Nice folks here, and LOTS of rabbits & pheasants. I manage to get a rooster or two every time out, even without a dog.
I don't have my dogs with me as I am in an apartment until my place near TC sells. The Lab and Feist dogs are staying with my ex, and the Bassett Hound is being kenneled in Indiana with a friend who has a dozen or so running Bassetts. So he's getting alot of running time in.
Once I get my Michigan place sold and into a house out here, perhaps we can start having an annual MS-Iowa rabbit hunt each winter.


----------



## Flooded Timber (Nov 1, 2006)

Once I get my Michigan place sold and into a house out here, perhaps we can start having an annual MS-Iowa rabbit hunt each winter.[/quote]

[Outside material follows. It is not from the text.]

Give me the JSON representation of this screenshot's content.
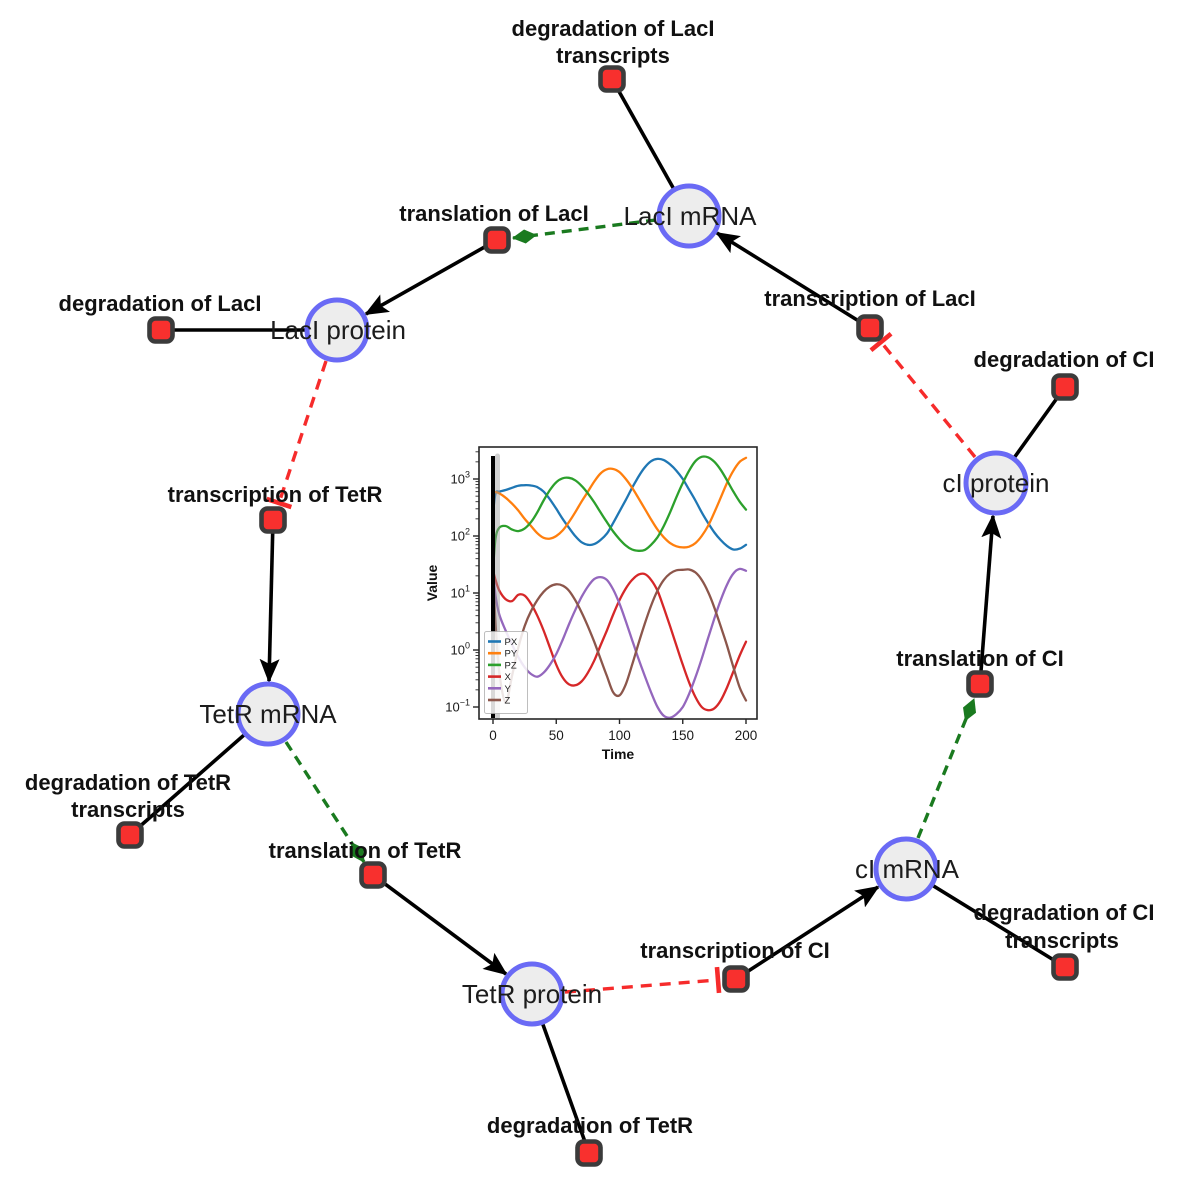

Mark me down, I'm in for sure. Have a very good friend who grew up in IA and has been after me for years to go out after roosters at his folks place with him. I could handle chasing roosters, bunnies during the day and zapping coyotes in the evening.


----------



## jstfish48162 (Mar 8, 2003)

remington 870 wingmaster 16 gauge pump....


----------



## boomer_x7 (Dec 19, 2008)

love my marlin 25n 22.LR


----------



## Rabbit guy (Sep 23, 2005)

Rabbits: H&R .410 - Great gun to carry in the brush.


----------



## GrizzlyHunter (Jun 17, 2005)

At my home which is in a subdivision I use my "Suburan Assault Rifle.  (It's a Gamo .177 air rifle w/ a fixed 4 power scope.) It's taken a "lot" of bunnies. 

GH


----------



## GOTONE (Jul 19, 2008)

Rem 870 20 gauge


----------